Aho qual aluoroço acodio muito pouo, aquem hum frade fez hua pregaçam conuocandoho cotra hos cristãos nouos, apos ho que sairão dous frades do mosteiro, com hum Cruçifixo nas mãos bradando, heresia, heresia, ho que imprimio tanto em muita gente estrangeira, popular, marinheiros de naos que entam vieram de Holãda Zlenada, Hoestelãda & outras partes, assi homes de terra, da mesma condiçam & pouca calidade, que jutos mais de quinetos, começaram a mattar todolos cristãos nouos que achauam pelas ruas & hos corpos mortos & meos vivos lauçauão & queimauam em fogueiras que tinham feitas na ribeira & no resio, aho qual negoçio lhes seruião escrauos & moços, que cõ muita diligençia acarretauam lenha, & outros materiaes pera açender ho fogo, no qual domingo de Pascoella mattaram mais de quinhentas pessoas. A esta turma de maos homes, & dos frades, que sem temor de Deos andauam pelas ruas conçitando ho pouo a esta tamanha crueldade, se ajuntaram mais de homes da terra, da calidade dos outros, que todos juntos à segunda feira continuaram nesta maldade com mór crueza, & por já nas ruas nam acharem nenhus christãos nouos, foram cometter com vaiues & escadas, has casas em que viuiam, ou onde sabiam que estauam, & tirandohos dellas arrasto pelas ruas, co seus filhos, molheres, & filhas, hos lançauam de mistura viuos, & mortos nas fogueiras, sem nenhua piedade, & era tamanha há crueza q até nos mininos, & nas crianças que estauão no breço há executauam, tomandohos pelas pernas fendeo hos em pedaços, & esborachandohos darremeso nas paredes. Nas quaes cruezas se nam esqueçiam de lhes metter a saquo has casas, & roubar todo ho ouro, prata & enxouaes que nellas achauam, vindo ho negoçio a tanta dissoluçam que das egrejas tirauão muitos homes, molheres, moços, moças, destes inocentes, desapegandohos dos sacrarios; & das images de nosso Senhor, & nossa Senhora & outros Sanctos, com que ho medo da morte hos tinha abraçados & dalli hos tirauam, mattando & queimando misticamente sem nenhu temor de Deos assi a ellas quomo a elles.

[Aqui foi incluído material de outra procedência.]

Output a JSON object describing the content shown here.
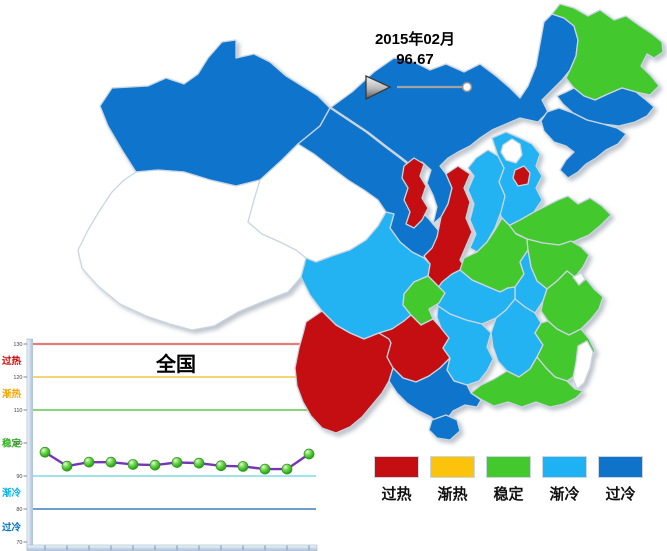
{
  "timeline": {
    "date": "2015年02月",
    "value": "96.67"
  },
  "legend": {
    "items": [
      {
        "id": "overheat",
        "label": "过热",
        "color": "#c40e12"
      },
      {
        "id": "warming",
        "label": "渐热",
        "color": "#fcc30d"
      },
      {
        "id": "stable",
        "label": "稳定",
        "color": "#43c82d"
      },
      {
        "id": "cooling",
        "label": "渐冷",
        "color": "#1eb2f5"
      },
      {
        "id": "overcool",
        "label": "过冷",
        "color": "#0e73c9"
      }
    ]
  },
  "map": {
    "status_colors": {
      "过热": "#c40e12",
      "渐热": "#fcc30d",
      "稳定": "#43c82d",
      "渐冷": "#23b3f2",
      "过冷": "#0f74cc",
      "无数据": "#ffffff"
    },
    "border_color": "#c9d6e2"
  },
  "chart_data": [
    {
      "type": "choropleth",
      "categories": [
        "过热",
        "渐热",
        "稳定",
        "渐冷",
        "过冷"
      ],
      "provinces": [
        {
          "name": "新疆",
          "id": "xinjiang",
          "status": "过冷"
        },
        {
          "name": "西藏",
          "id": "xizang",
          "status": "无数据"
        },
        {
          "name": "青海",
          "id": "qinghai",
          "status": "无数据"
        },
        {
          "name": "甘肃",
          "id": "gansu",
          "status": "过冷"
        },
        {
          "name": "内蒙古",
          "id": "neimenggu",
          "status": "过冷"
        },
        {
          "name": "黑龙江",
          "id": "heilongjiang",
          "status": "稳定"
        },
        {
          "name": "吉林",
          "id": "jilin",
          "status": "过冷"
        },
        {
          "name": "辽宁",
          "id": "liaoning",
          "status": "过冷"
        },
        {
          "name": "河北",
          "id": "hebei",
          "status": "渐冷"
        },
        {
          "name": "北京",
          "id": "beijing",
          "status": "无数据"
        },
        {
          "name": "天津",
          "id": "tianjin",
          "status": "过热"
        },
        {
          "name": "山西",
          "id": "shanxi",
          "status": "渐冷"
        },
        {
          "name": "陕西",
          "id": "shaanxi",
          "status": "过热"
        },
        {
          "name": "宁夏",
          "id": "ningxia",
          "status": "过热"
        },
        {
          "name": "山东",
          "id": "shandong",
          "status": "稳定"
        },
        {
          "name": "河南",
          "id": "henan",
          "status": "稳定"
        },
        {
          "name": "江苏",
          "id": "jiangsu",
          "status": "稳定"
        },
        {
          "name": "安徽",
          "id": "anhui",
          "status": "渐冷"
        },
        {
          "name": "上海",
          "id": "shanghai",
          "status": "无数据"
        },
        {
          "name": "浙江",
          "id": "zhejiang",
          "status": "稳定"
        },
        {
          "name": "湖北",
          "id": "hubei",
          "status": "渐冷"
        },
        {
          "name": "重庆",
          "id": "chongqing",
          "status": "稳定"
        },
        {
          "name": "四川",
          "id": "sichuan",
          "status": "渐冷"
        },
        {
          "name": "云南",
          "id": "yunnan",
          "status": "过热"
        },
        {
          "name": "贵州",
          "id": "guizhou",
          "status": "过热"
        },
        {
          "name": "湖南",
          "id": "hunan",
          "status": "渐冷"
        },
        {
          "name": "江西",
          "id": "jiangxi",
          "status": "渐冷"
        },
        {
          "name": "福建",
          "id": "fujian",
          "status": "稳定"
        },
        {
          "name": "广东",
          "id": "guangdong",
          "status": "稳定"
        },
        {
          "name": "广西",
          "id": "guangxi",
          "status": "过冷"
        },
        {
          "name": "海南",
          "id": "hainan",
          "status": "过冷"
        },
        {
          "name": "台湾",
          "id": "taiwan",
          "status": "无数据"
        }
      ]
    },
    {
      "type": "line",
      "title": "全国",
      "current_period": "2015年02月",
      "current_value": 96.67,
      "x_count": 13,
      "values": [
        97.2,
        93.0,
        94.2,
        94.2,
        93.5,
        93.3,
        94.1,
        93.9,
        93.1,
        92.9,
        92.1,
        92.1,
        96.67
      ],
      "yticks": [
        130,
        120,
        110,
        100,
        90,
        80,
        70
      ],
      "ylim": [
        70,
        134
      ],
      "line_color": "#7733bb",
      "marker_color": "#3fbf2c",
      "thresholds": [
        {
          "label": "过热",
          "value": 130,
          "line_color": "#e87a7a",
          "label_color": "#d40000"
        },
        {
          "label": "渐热",
          "value": 120,
          "line_color": "#f7c54a",
          "label_color": "#f5a300"
        },
        {
          "label": "稳定",
          "value": 110,
          "line_color": "#5fc84f",
          "label_color": "#2fb01e"
        },
        {
          "label": "渐冷",
          "value": 90,
          "line_color": "#7ddbe8",
          "label_color": "#00b2f0"
        },
        {
          "label": "过冷",
          "value": 80,
          "line_color": "#3c7fc0",
          "label_color": "#0071c8"
        }
      ]
    }
  ]
}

Neste dia pereçeram mais de mil almas sem hauer na çidade quem ousasse de resistir, pola pouca gete de forte que nella havia, por estarem hos mais honrrados fora, por caso da peste. (…)”

Nesta mesma crónica, o historiador descreveu ainda a actuação do rei, que foi informado do que estava a acontecer em Lisboa quando estava em Aviz, a caminho de Beja para visitar a mãe, a infanta D. Beatriz. D. Manuel I ficou “triste” e “enojado”, tendo dado de imediato poderes ao Prior do Crato e a D. Diogo Lobo para castigarem os culpados. O problema era identificar os culpados. Uma cidade inteira revoltara-se contra os judeus e matara aqueles que não conseguiram escapar. Muitos portugueses (Damião de Góis conta que, entre os assassinos, estavam também estrangeiros, quase todos marinheiros, que recolheram às naus com os saques) foram presos e condenados à forca. Góis escreveu que Frei João Mocho e Frei Bernardo foram queimados na fogueira, num local público, mas o ensaísta e professor António José Saraiva defendeu que os dois frades escaparam à condenação, argumentando que, 36 anos depois do massacre, ambos estavam vivos e ao serviço de D. João III em Roma.